The Grumpy Rabbit is all about local. Wiertelak sources as much locally as she can, from ingredients to furnishings. She has hired local craftsmen and artists for the decor and is a familiar face at area farmers markets. Even the name of the place has local connections.


“Gina played basketball in junior high and high school in Lonoke and was a key member of the state championship basketball team in 1977. That is the only state championship in basketball the girls have ever won,” Park said. “The mascot is the Jackrabbits. She has always supported them, even when she was living away. The rabbit part of the name comes from that. Grumpy comes from her husband because that is his grandpa name.”


Walking into the restaurant, patrons are immediately greeted with bright and vibrant colors. The decor is fun and whimsical. Mixed in are refurbished items, many from the original building. There are two dining rooms, upstairs and downstairs. From the second-story dining room, diners can see the original Lonoke train depot. Outside features a two-story patio surrounded by colorful murals and featuring TVs that make it a great place to watch a game.

The Grumpy Rabbit menu leans into American dishes with a local twist expressed in frequently changing lunch and dinner specials and unique takes on classic favorites. Top sellers are the Grumpy Burger and the blackened redfish, the latter being served with a crawfish and Creole tomato cream sauce spooned over cheddar house grits. The fish is seasoned to perfection — not overly spicy for those who do not care for spice, but just enough to have a Cajun flavor that is about as authentic as it gets. The grits are creamy, and the cream sauce is decadent with crawfish mixed in.


The Grumpy Burger is a classic burger with a homemade seasoned patty topped with melted American cheese and smoky, local bacon. The brioche bun is fresh and hearty enough to support the burger without falling apart, while the garlic aioli is the ideal condiment. It is served with fresh, hand-cut fries.


And as if food this good in a place this remote is not enough to make foodies’ heads spin, the unquestioned specialty of the house – tater tots – defines culinary quirkiness. 


“The No. 1 thing on the menu that Gina will never change is the tater tots. That was something her mother made, and [Gina’s] two dogs are even named Tater and Tot,” Park said.


The tots are an appetizer – fried, smashed and served with a choice of ketchup, cheese sauce, garlic aioli, spicy ketchup, ranch or fry sauce. A standard order comes with three sauces, but if diners cannot decide, they can upsell and get all six. The tots come out crispy and hot. They are meant to be shared — if patrons are in a generous mood. 

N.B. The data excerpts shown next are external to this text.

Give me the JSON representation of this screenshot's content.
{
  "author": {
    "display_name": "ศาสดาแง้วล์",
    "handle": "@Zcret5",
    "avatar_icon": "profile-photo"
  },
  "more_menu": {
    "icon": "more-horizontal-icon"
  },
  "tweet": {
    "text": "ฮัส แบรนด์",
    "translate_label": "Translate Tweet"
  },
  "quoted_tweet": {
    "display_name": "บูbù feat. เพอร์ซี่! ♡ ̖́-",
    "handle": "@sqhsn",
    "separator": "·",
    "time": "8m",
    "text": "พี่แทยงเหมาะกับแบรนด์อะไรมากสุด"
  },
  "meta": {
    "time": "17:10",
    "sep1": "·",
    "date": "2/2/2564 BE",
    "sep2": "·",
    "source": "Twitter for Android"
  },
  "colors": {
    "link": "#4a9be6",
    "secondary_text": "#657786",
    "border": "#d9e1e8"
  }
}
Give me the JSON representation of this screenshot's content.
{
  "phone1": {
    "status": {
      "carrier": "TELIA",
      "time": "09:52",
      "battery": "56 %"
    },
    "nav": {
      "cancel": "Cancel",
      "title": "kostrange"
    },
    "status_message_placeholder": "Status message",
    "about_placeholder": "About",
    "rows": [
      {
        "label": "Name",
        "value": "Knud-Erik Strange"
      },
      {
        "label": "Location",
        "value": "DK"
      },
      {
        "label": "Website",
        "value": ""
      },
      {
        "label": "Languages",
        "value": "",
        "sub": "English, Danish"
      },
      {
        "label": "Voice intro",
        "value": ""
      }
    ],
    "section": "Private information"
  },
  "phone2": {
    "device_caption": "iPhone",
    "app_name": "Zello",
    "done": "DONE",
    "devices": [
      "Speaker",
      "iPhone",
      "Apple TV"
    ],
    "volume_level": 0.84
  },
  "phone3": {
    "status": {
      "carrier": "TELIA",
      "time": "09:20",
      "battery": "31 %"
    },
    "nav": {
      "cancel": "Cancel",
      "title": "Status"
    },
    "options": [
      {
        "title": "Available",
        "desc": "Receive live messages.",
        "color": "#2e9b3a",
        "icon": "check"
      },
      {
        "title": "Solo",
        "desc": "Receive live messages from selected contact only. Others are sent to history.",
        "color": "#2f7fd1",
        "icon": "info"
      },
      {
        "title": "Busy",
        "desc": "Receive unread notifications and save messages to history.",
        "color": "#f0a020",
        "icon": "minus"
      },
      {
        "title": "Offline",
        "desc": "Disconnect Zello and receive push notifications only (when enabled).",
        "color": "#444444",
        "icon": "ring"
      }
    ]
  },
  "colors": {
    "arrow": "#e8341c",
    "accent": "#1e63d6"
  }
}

Desserts are not forgotten on the menu, and the award-winning carrot cake can make fans of those who do not like carrot cake. This homemade gem is not too spicy, not too sweet and served with a delicious cream cheese frosting topped with a caramel drizzle and crowned with local pecans. It deserves all the praise.


Also be on the lookout for Emma’s Old-Fashioned strawberry shortcake, a dessert special the day AY visited. Made with sweet, whipped cream, local strawberries and a homemade biscuit, it is sure to join the carrot cake as a favorite of customers.

Hospitality and customer service accompany the great food. Piraux says Wiertelak is a natural at anticipating her customers’ needs, as seen through thoughtful touches such as installing a bike rack out front and providing a basket of toys to help soothe fussy toddlers.


“Gina is great at that. She’s always ahead of things that our guests may need,” he said. “She wants everyone to leave happy.”


“Gina wants to talk to every table,” Park said. “We get a lot of out-of-towners that come in. She wants to meet them and hear their stories. She is appreciative of every person that walks through our doors, whether it’s the local who comes in for lunch every day or the person just passing through. She wants to serve others and has always been that type of person.”


The Grumpy Rabbit is a testament to a true community spirit. By using local ingredients and artisans, Wiertelak has created an authentic hometown establishment for the community to be proud of and have a first-class dining experience. Their slogan is ‘Come grumpy. Leave happy,’ and anyone who eats here should leave with a smile on their face and a plan to return. It is worth the drive from anywhere.